Claude Code Research Workflow with MCP Search
How developers use Claude Code with MCP search to look up current docs mid-coding. Config, examples, and real workflow.
You are deep in a Claude Code session, building a webhook handler. The LLM generates code that calls a deprecated endpoint because its training data is 8 months stale. You catch the bug 45 minutes later during testing. This is the grounding problem: coding agents write fluent code that compiles but targets APIs that no longer exist. MCP search fixes this by giving the agent live web access mid-session.
Setting up MCP search in Claude Code
Claude Code supports MCP servers via the config file. Add a search server and the agent gains a tool it can call during any coding session to look up current documentation.
{
"mcpServers": {
"search": {
"command": "npx",
"args": ["-y", "@anthropic-ai/scavio-mcp"],
"env": {
"SCAVIO_API_KEY": "your-api-key-here"
}
}
}
}The research workflow in practice
Once configured, the workflow becomes natural. You describe what you want to build. Claude Code encounters an unfamiliar or potentially outdated API. It calls the search tool to verify current docs. It reads the results and generates correct code.
- You ask: "Add Stripe subscription pause/resume to the billing module"
- Claude Code searches: "Stripe API pause subscription 2026"
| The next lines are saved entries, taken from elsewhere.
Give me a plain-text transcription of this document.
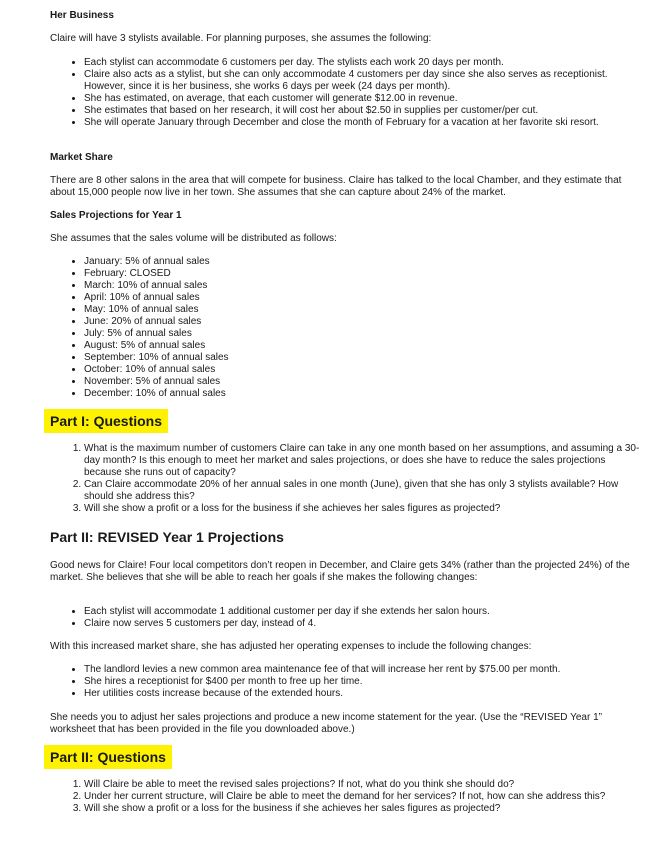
Her Business

Claire will have 3 stylists available. For planning purposes, she assumes the following:

• Each stylist can accommodate 6 customers per day. The stylists each work 20 days per month.
• Claire also acts as a stylist, but she can only accommodate 4 customers per day since she also serves as receptionist. However, since it is her business, she works 6 days per week (24 days per month).
• She has estimated, on average, that each customer will generate $12.00 in revenue.
• She estimates that based on her research, it will cost her about $2.50 in supplies per customer/per cut.
• She will operate January through December and close the month of February for a vacation at her favorite ski resort.
Market Share

There are 8 other salons in the area that will compete for business. Claire has talked to the local Chamber, and they estimate that about 15,000 people now live in her town. She assumes that she can capture about 24% of the market.

Sales Projections for Year 1

She assumes that the sales volume will be distributed as follows:

• January: 5% of annual sales
• February: CLOSED
• March: 10% of annual sales
• April: 10% of annual sales
• May: 10% of annual sales
• June: 20% of annual sales
• July: 5% of annual sales
• August: 5% of annual sales
• September: 10% of annual sales
• October: 10% of annual sales
• November: 5% of annual sales
• December: 10% of annual sales
Part I: Questions
1. What is the maximum number of customers Claire can take in any one month based on her assumptions, and assuming a 30-day month? Is this enough to meet her market and sales projections, or does she have to reduce the sales projections because she runs out of capacity?
2. Can Claire accommodate 20% of her annual sales in one month (June), given that she has only 3 stylists available? How should she address this?
3. Will she show a profit or a loss for the business if she achieves her sales figures as projected?
Part II: REVISED Year 1 Projections

Good news for Claire! Four local competitors don’t reopen in December, and Claire gets 34% (rather than the projected 24%) of the market. She believes that she will be able to reach her goals if she makes the following changes:

• Each stylist will accommodate 1 additional customer per day if she extends her salon hours.
• Claire now serves 5 customers per day, instead of 4.

With this increased market share, she has adjusted her operating expenses to include the following changes:

• The landlord levies a new common area maintenance fee of that will increase her rent by $75.00 per month.
• She hires a receptionist for $400 per month to free up her time.
• Her utilities costs increase because of the extended hours.

She needs you to adjust her sales projections and produce a new income statement for the year. (Use the “REVISED Year 1” worksheet that has been provided in the file you downloaded above.)

Part II: Questions
1. Will Claire be able to meet the revised sales projections? If not, what do you think she should do?
2. Under her current structure, will Claire be able to meet the demand for her services? If not, how can she address this?
3. Will she show a profit or a loss for the business if she achieves her sales figures as projected?
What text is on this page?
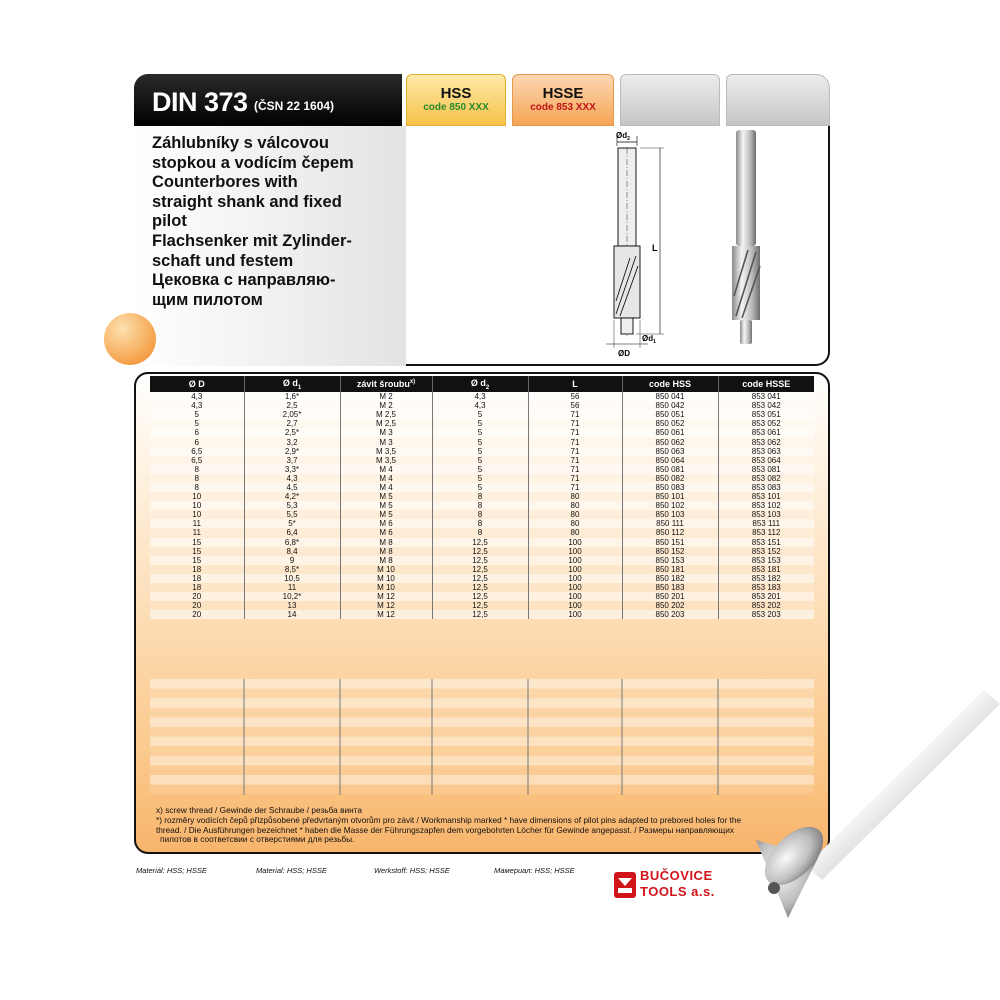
DIN 373 (ČSN 22 1604)
HSS
code 850 XXX
HSSE
code 853 XXX
Záhlubníky s válcovou
stopkou a vodícím čepem
Counterbores with
straight shank and fixed
pilot
Flachsenker mit Zylinder-
schaft und festem
Цековка с направляю-
щим пилотом
$Ød_2$
L
ØD
$Ød_1$
Ø D	Ø $d_1$	závit šroubu$^{x)}$	Ø $d_2$	L	code HSS	code HSSE
4,3	1,6*	M 2	4,3	56	850 041	853 041
4,3	2,5	M 2	4,3	56	850 042	853 042
5	2,05*	M 2,5	5	71	850 051	853 051
5	2,7	M 2,5	5	71	850 052	853 052
6	2,5*	M 3	5	71	850 061	853 061
6	3,2	M 3	5	71	850 062	853 062
6,5	2,9*	M 3,5	5	71	850 063	853 063
6,5	3,7	M 3,5	5	71	850 064	853 064
8	3,3*	M 4	5	71	850 081	853 081
8	4,3	M 4	5	71	850 082	853 082
8	4,5	M 4	5	71	850 083	853 083
10	4,2*	M 5	8	80	850 101	853 101
10	5,3	M 5	8	80	850 102	853 102
10	5,5	M 5	8	80	850 103	853 103
11	5*	M 6	8	80	850 111	853 111
11	6,4	M 6	8	80	850 112	853 112
15	6,8*	M 8	12,5	100	850 151	853 151
15	8,4	M 8	12,5	100	850 152	853 152
15	9	M 8	12,5	100	850 153	853 153
18	8,5*	M 10	12,5	100	850 181	853 181
18	10,5	M 10	12,5	100	850 182	853 182
18	11	M 10	12,5	100	850 183	853 183
20	10,2*	M 12	12,5	100	850 201	853 201
20	13	M 12	12,5	100	850 202	853 202
20	14	M 12	12,5	100	850 203	853 203
x) screw thread / Gewinde der Schraube / резьба винта
*) rozměry vodících čepů přizpůsobené předvrtaným otvorům pro závit / Workmanship marked * have dimensions of pilot pins adapted to prebored holes for the
thread. / Die Ausführungen bezeichnet * haben die Masse der Führungszapfen dem vorgebohrten Löcher für Gewinde angepasst. / Размеры направляющих
пилотов в соответсвии с отверстиями для резьбы.
Materiál: HSS; HSSE	Material: HSS; HSSE	Werkstoff: HSS; HSSE	Мамериал: HSS; HSSE	BUČOVICE
TOOLS a.s.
- Search returns current Stripe docs showing the pause_collection parameter
- Claude Code generates code using the verified current API shape
- The code works on first run because it matches the live API
Example: searching and using results
Here is what the search call looks like under the hood. The MCP server translates the tool call into an API request.
import requests, os
# This is what the MCP server does internally
resp = requests.post(
"https://api.scavio.dev/api/v1/search",
headers={"x-api-key": os.environ["SCAVIO_API_KEY"]},
json={
"query": "Stripe API pause subscription 2026 docs",
"num_results": 5,
},
timeout=10,
)
results = resp.json().get("results", [])
for r in results:
print(f"{r['title']}")
print(f" {r['url']}")
print(f" {r.get('snippet', '')}")
print()When the agent decides to search
Claude Code does not search for every line of code. It searches when it detects uncertainty. Common triggers include:
- Third-party API calls where the version or endpoint shape might have changed
- Package installation where the package name or import path might differ
- Platform-specific behavior (AWS, GCP, Vercel) that changes across releases
- Error messages during test runs that suggest a deprecated or removed feature
Cost of search-augmented coding sessions
A typical coding session triggers 3-8 searches. At $0.005 per credit, that is $0.015 to $0.04 per session. Over a month of daily coding, expect 100-250 searches, costing $0.50 to $1.25. The 500 free credits per month cover most individual developers entirely.
Tradeoffs to consider
Search adds latency. Each search call takes 1-3 seconds, and the agent may pause mid-generation to wait for results. For rapid prototyping where you know the APIs well, this friction is unnecessary. For unfamiliar territory or production code where correctness matters, the latency is worth the accuracy. You can also prompt Claude Code to skip searches for well-known APIs by saying "I know this API is current, no need to verify."
Comparison with manual doc lookup
Without MCP search, the developer workflow is: write code, hit a bug, open browser, search docs, copy the correct API shape, paste back into the editor, fix the code. MCP search compresses this to one agent action. The time savings compound across a full project, especially when integrating multiple third-party services.